A Medida Provisória do presidente
Lula, proibindo os bingos e as máquinas
de jogos, por um lado provocou os mesmos aplausos, mas também manifestações de repúdio dos empresários e desempregados. As motivações do ato
presidencial foram facilmente assimiladas: econômicas, porque as empresas
estariam sonegando os devidos tributos; sociais, por não repassarem às entidades esportivas assistidas os 7% dos
lucros que lhes eram devidos; mas sobretudo políticas, porque serviriam à lavagem de dinheiro ilícito -principalmente porque as denúncias atingiam as
ante-salas presidenciais.
Ora, o jogo em geral, como o fumo, as
bebidas e outras paixões, só é permitido
e subsiste incólume quando paga impostos. Os bons malandros procuram
ser honestos. Aproveitam a zona cinzenta da lei e não são banidos. Exploram a ignorância e a ambição populares, como a dos compradores de certos
carnês, que são também um jogo, que,
porém, paga impostos e, por isso, nada
acontece, está na zona limítrofe entre a
moral e o direito -como se pudessem
ser separados.
Por que, então, o bingo foi condenado? Não por ser jogo de azar, pois foi a
sociedade brasileira que o desenvolveu,
como brincadeira nas reuniões de família, nos encontros beneficentes, nos clubes associativos, até se tornar uma cultura nacional. E esse lazer ou obra de caridade não merece punição, mas sim a
exploração comercial e o mau uso que
dele se fez. A suspensão foi pela sua utilização como instrumento de desonestidade e de corrupção.
Como todo jogo, o bingo é reconhecidamente um mal social, pelos prejuízos
morais, econômicos e familiares que
acarreta. Corrida de cavalos também é
ruim, cria vícios, faz perder fortunas,
mas contribui para o fisco. O jogo, como a bebida, o fumo e a droga, não se
combate frontalmente, com discursos
moralistas.
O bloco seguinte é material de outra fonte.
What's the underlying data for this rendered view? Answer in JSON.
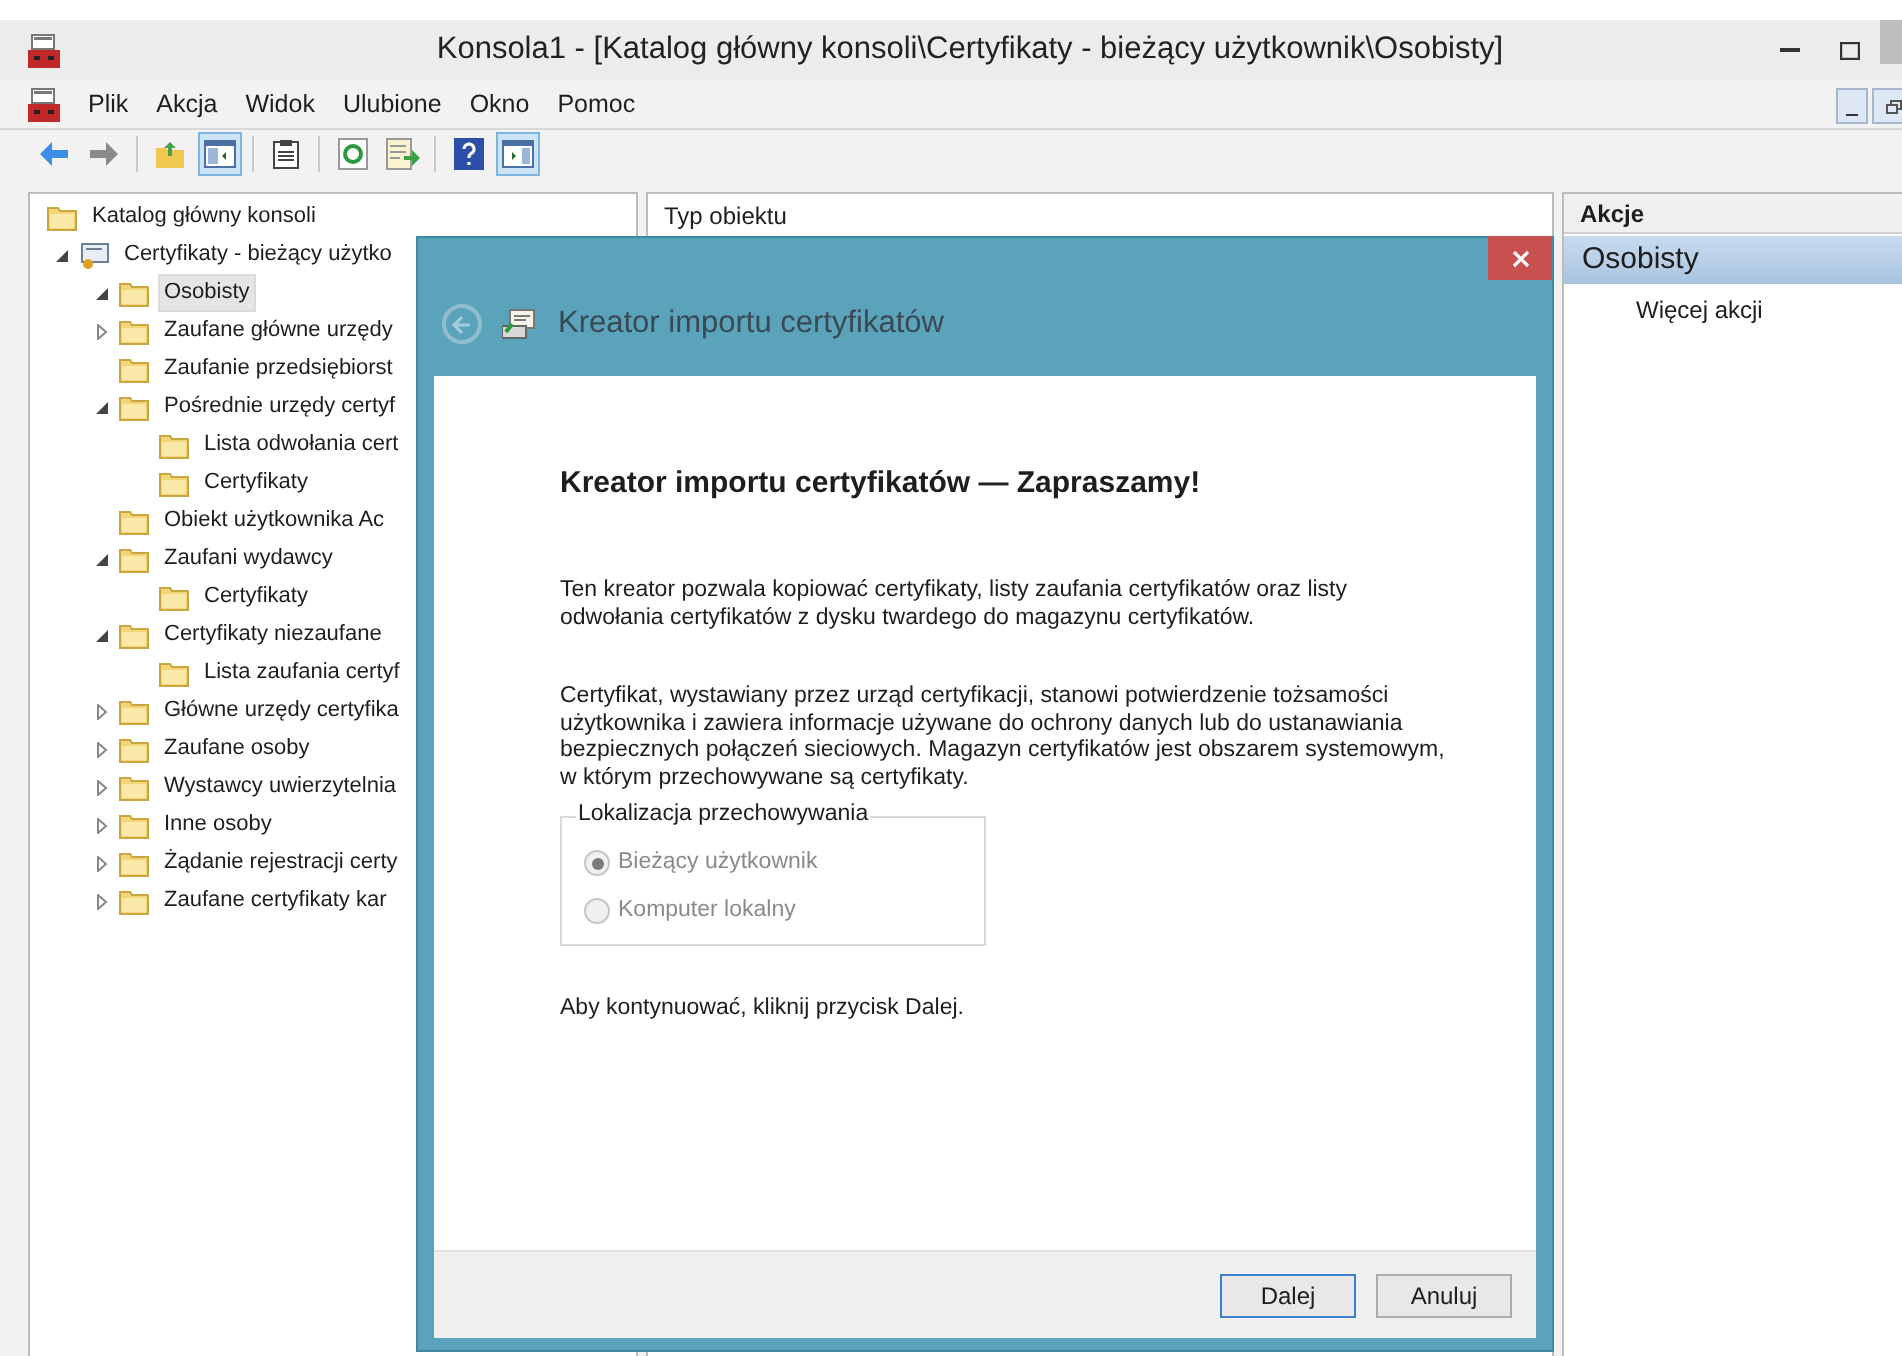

Vícios, de quaisquer espécies, não devem ser estimulados, sobretudo pelos meios de comunicação, mas
há que salvar e proteger os usuários que
a eles sucumbem por causa da fraqueza
moral de algumas pessoas.
Em muitos países o jogo existe, mas
com níveis aceitáveis de organização e
idoneidade que se refletem em trabalhadores treinados e organizados e no
pagamento de altos tributos, além da
restrição ao incitamento publicitário.
A MP, como ato legislativo, foi tosca,
inopinada, contundente e incompreensível, diante dos prejuízos pelo desemprego multitudinário que provocou.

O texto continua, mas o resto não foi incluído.